Ancak bunları vatandaşa sunma şekli, estetiği ve bazı konularda vatandaşa rağmen tavırları ile yapılan işlerin katkısını kendi elleriyle al aşağı ediyor.
Özellikle yapılan hizmetlere isim verme ve hizmetin bakımı için başka bir kuruma devretme konusunda popülist, dayatmacı yaklaşımlarla adeta işin ruhunu zedeliyor.
Bunu örneklendirmek için elimizde 3 ayrı done var…
Birincisi Millet Bahçesi!
Millet Bahçesinin ismi Recep Tayyip Erdoğan Millet Bahçesi olarak tescillendi. İsim konusunda hızlıca yol alındı değil mi?
Peki, bu konuda bu kadar hızlı adım atan iktidar temsilcileri 9 yıldır Atatürk ismini bekleyen stadyuma bu ismin verilmesini niye kabul ettiremedi?
Bunu Eskişehir insanına anlatabilir misiniz?
Hatta halen daha bu konuda beklentiler sabitken stadyum ismine Cumhurbaşkanı Erdoğan’ın karar vereceğini beyan etmek resmen Eskişehir ile inatlaşmak değil mi?

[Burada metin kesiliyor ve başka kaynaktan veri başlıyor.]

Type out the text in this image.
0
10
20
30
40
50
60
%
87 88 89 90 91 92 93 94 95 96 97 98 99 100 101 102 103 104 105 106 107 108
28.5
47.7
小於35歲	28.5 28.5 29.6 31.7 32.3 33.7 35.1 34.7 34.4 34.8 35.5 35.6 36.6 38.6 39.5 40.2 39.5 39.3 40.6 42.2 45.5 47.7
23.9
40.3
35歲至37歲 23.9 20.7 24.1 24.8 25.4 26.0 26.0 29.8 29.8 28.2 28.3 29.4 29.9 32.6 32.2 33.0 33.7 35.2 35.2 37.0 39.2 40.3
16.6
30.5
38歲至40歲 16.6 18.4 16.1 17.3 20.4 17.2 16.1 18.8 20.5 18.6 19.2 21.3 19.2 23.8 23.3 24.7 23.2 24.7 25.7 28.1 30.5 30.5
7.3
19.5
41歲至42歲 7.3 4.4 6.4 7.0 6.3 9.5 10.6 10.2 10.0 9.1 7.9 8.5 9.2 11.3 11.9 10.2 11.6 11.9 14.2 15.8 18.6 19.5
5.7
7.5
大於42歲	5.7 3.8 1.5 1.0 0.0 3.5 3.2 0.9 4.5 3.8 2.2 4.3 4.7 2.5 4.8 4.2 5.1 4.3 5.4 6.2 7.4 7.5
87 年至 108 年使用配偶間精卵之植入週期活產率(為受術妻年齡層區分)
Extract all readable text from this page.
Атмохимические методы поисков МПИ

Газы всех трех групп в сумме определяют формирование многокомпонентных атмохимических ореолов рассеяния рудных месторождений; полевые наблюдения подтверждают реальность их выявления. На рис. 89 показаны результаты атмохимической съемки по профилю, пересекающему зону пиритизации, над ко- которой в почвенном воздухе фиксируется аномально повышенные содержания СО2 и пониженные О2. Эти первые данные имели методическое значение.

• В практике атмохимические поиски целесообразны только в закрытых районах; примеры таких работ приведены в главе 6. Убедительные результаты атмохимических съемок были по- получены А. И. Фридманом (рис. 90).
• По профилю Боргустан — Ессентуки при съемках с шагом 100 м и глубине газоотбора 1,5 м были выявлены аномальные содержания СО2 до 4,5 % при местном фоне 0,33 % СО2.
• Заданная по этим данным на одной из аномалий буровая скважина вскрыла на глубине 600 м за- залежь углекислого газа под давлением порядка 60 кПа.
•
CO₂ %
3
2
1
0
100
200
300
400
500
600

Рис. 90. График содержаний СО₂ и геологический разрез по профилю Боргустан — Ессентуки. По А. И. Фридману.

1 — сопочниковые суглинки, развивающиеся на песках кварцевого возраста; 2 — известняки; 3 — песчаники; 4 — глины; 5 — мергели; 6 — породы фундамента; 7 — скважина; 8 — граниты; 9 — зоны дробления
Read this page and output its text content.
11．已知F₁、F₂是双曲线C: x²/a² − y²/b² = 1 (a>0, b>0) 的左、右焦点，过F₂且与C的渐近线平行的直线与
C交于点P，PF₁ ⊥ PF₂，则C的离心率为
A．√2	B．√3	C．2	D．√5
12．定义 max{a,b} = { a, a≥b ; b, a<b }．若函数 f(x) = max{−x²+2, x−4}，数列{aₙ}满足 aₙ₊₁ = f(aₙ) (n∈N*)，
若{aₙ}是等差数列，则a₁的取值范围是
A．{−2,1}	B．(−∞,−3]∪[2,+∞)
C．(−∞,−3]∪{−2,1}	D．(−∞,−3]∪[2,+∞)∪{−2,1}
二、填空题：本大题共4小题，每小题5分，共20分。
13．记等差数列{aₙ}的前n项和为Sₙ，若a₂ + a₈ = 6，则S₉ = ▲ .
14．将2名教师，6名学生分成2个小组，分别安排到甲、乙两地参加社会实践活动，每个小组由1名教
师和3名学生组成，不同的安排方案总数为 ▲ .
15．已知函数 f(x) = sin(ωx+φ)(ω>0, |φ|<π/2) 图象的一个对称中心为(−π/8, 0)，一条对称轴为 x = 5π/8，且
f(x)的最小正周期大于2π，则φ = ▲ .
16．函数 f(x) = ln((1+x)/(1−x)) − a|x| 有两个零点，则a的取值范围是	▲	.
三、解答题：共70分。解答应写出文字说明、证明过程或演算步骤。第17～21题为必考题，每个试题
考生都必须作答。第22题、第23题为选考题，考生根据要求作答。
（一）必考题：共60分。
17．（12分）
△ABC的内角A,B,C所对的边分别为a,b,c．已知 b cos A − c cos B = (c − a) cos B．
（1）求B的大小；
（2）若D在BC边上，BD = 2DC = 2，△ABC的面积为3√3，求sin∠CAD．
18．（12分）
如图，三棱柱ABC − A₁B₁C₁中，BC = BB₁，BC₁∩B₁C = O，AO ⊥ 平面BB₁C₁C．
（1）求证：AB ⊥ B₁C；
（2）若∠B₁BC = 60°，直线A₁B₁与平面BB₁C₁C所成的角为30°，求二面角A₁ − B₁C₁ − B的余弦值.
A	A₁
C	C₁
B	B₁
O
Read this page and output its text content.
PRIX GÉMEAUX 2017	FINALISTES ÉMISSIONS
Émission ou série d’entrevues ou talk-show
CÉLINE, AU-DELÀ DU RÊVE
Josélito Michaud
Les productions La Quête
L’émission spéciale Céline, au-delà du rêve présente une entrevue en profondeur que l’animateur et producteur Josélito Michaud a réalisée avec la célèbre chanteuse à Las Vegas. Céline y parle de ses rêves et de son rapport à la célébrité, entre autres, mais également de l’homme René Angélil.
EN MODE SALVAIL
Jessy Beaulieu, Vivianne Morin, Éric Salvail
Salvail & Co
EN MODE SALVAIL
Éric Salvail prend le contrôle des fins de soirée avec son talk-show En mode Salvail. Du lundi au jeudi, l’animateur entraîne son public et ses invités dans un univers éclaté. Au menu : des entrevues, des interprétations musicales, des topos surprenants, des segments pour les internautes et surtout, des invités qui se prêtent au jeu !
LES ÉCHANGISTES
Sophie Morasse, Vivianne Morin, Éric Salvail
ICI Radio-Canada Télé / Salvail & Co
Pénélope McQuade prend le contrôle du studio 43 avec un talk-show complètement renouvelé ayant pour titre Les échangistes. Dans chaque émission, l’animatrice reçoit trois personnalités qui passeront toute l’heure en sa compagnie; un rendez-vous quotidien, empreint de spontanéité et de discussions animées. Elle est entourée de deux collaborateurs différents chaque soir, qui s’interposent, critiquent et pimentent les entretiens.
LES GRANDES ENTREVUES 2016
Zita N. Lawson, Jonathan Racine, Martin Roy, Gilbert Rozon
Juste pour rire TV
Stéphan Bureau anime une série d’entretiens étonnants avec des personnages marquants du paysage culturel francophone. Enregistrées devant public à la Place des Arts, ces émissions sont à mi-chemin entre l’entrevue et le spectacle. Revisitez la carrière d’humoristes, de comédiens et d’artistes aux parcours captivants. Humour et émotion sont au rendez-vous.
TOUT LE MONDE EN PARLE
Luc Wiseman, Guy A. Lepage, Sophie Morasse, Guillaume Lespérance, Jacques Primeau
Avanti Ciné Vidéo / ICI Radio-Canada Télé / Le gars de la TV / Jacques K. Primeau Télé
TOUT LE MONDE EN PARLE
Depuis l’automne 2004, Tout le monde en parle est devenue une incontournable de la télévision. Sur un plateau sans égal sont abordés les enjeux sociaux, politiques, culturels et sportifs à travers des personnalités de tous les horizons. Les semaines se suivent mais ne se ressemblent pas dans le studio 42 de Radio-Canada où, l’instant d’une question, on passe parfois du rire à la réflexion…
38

Yine RTE Millet Bahçesinin bakımsız, estetikten uzak ve diğer parklar gibi işleyemeyen yapısını değiştirmek adına buranın EBB’ye devredilmesinden kaçınmak abesle iştigal değil mi?
Aynı şekilde yıllardır adeta bir kısmı ucubeye dönen YHT üstündeki hat boyunun işleyişini Tepebaşı Belediyesi’ne devretmekten kaçınmanın CHP’li belediyelere puan kaybettirdiğini mi düşünüyorsunuz?
Çok dostane, çok samimi olarak dile getirmek isterim ki Eskişehir insanı bunu kendisi ile inatlaşmak olarak algılıyor.
Ve bu zihniyet değişmediği sürece şehrin çevresini altınla kaplı yollarla kaplasa dahi iktidar beklediğini alamaz.